Nuclear, biological and chemical warfare (NBC) courses had top priority. NBC training was being conducted throughout the Defence Forces, in preparation for the next crisis, under the darkening shadow of a possible Third World War. The fact that it did not happen was due to both the US and the USSR having a ‘no first-strike policy’ with nuclear weapons, and efforts by the UN.
The UN’s Nuclear Non-Proliferation Treaty of 1958, which was proposed by Irish resolutions, delayed the spread of nuclear weapons to other nations for years. UN peacekeeping missions helped to stop regional and proxy wars from widening into a world war.
In making a tribute to the UN, I often point out that “without the UN, the survivors of an apocalyptic World War Three, would by now be staggering around the nuclear wastelands trying to avoid World War Four”.
The new Russian nuclear doctrine has modified the old Soviet doctrine, allowing for a first-strike option. The precedent used is that Pakistan’s doctrine now allows a nuclear first strike against India, if India uses overwhelming conventional forces against Pakistan. Faced with the threat of overwhelming Soviet conventional forces in Europe in the early 70s, experts also began to talk up the feasibility of conducting a limited nuclear war using just tactical nuclear weapons.

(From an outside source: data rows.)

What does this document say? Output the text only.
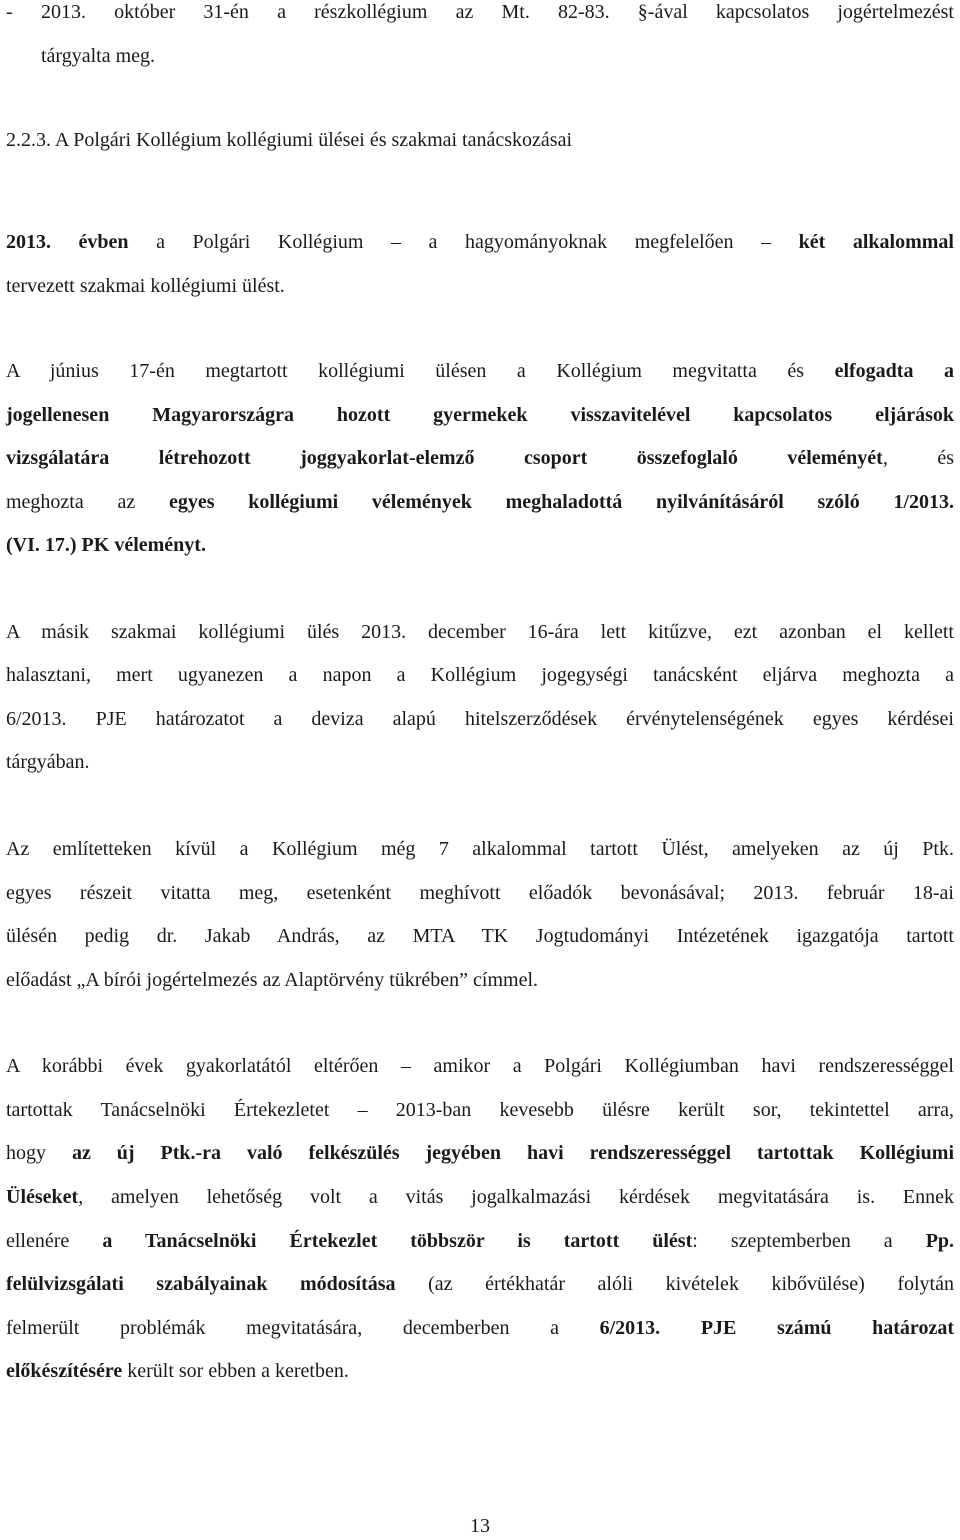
- 2013. október 31-én a részkollégium az Mt. 82-83. §-ával kapcsolatos jogértelmezést
tárgyalta meg.
2.2.3. A Polgári Kollégium kollégiumi ülései és szakmai tanácskozásai
2013. évben a Polgári Kollégium – a hagyományoknak megfelelően – két alkalommal
tervezett szakmai kollégiumi ülést.
A június 17-én megtartott kollégiumi ülésen a Kollégium megvitatta és elfogadta a
jogellenesen Magyarországra hozott gyermekek visszavitelével kapcsolatos eljárások
vizsgálatára létrehozott joggyakorlat-elemző csoport összefoglaló véleményét, és
meghozta az egyes kollégiumi vélemények meghaladottá nyilvánításáról szóló 1/2013.
(VI. 17.) PK véleményt.
A másik szakmai kollégiumi ülés 2013. december 16-ára lett kitűzve, ezt azonban el kellett
halasztani, mert ugyanezen a napon a Kollégium jogegységi tanácsként eljárva meghozta a
6/2013. PJE határozatot a deviza alapú hitelszerződések érvénytelenségének egyes kérdései
tárgyában.
Az említetteken kívül a Kollégium még 7 alkalommal tartott Ülést, amelyeken az új Ptk.
egyes részeit vitatta meg, esetenként meghívott előadók bevonásával; 2013. február 18-ai
ülésén pedig dr. Jakab András, az MTA TK Jogtudományi Intézetének igazgatója tartott
előadást „A bírói jogértelmezés az Alaptörvény tükrében” címmel.
A korábbi évek gyakorlatától eltérően – amikor a Polgári Kollégiumban havi rendszerességgel
tartottak Tanácselnöki Értekezletet – 2013-ban kevesebb ülésre került sor, tekintettel arra,
hogy az új Ptk.-ra való felkészülés jegyében havi rendszerességgel tartottak Kollégiumi
Üléseket, amelyen lehetőség volt a vitás jogalkalmazási kérdések megvitatására is. Ennek
ellenére a Tanácselnöki Értekezlet többször is tartott ülést: szeptemberben a Pp.
felülvizsgálati szabályainak módosítása (az értékhatár alóli kivételek kibővülése) folytán
felmerült problémák megvitatására, decemberben a 6/2013. PJE számú határozat
előkészítésére került sor ebben a keretben.
13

In 1975, one year after the French Army’s TNW, the Pluton, became operational, I took part in a battlefield exercise with the French Army, where the attack scenario began with a simulated Pluton strike on an enemy battalion position.
The simulation was very realistic, with a 300m high mushroom, a blast wave that rocked our armoured vehicles and a wall of flame 1km wide. The Pluton had an explosive yield of 15 kilotons, approximately the same as the atomic bombs that destroyed Hiroshima and Nagasaki in 1945.
For me, this ‘Pluton thing’ was both tactical and strategic. I did not agree then that a limited nuclear war was possible.
But times have changed. Modern TNWs can be adapted to provide very low yields, and not necessarily escalate to the use of strategic nuclear weapons. Moreover, conventional bombs such as the US GBU-43 B MOABs ('mother of all bombs') can provide a similar comparable yield to the small TNWs.
Russia has 2,000 TNWs, and the US only about 230. President Joe Biden has threatened an ‘overwhelming response’ if Putin uses his TNWs.
I have often noticed that both Putin and Biden have one thing in common: they can stare into the TV cameras and the bright lights, for long periods, without blinking. The question now is — who is going to blink first?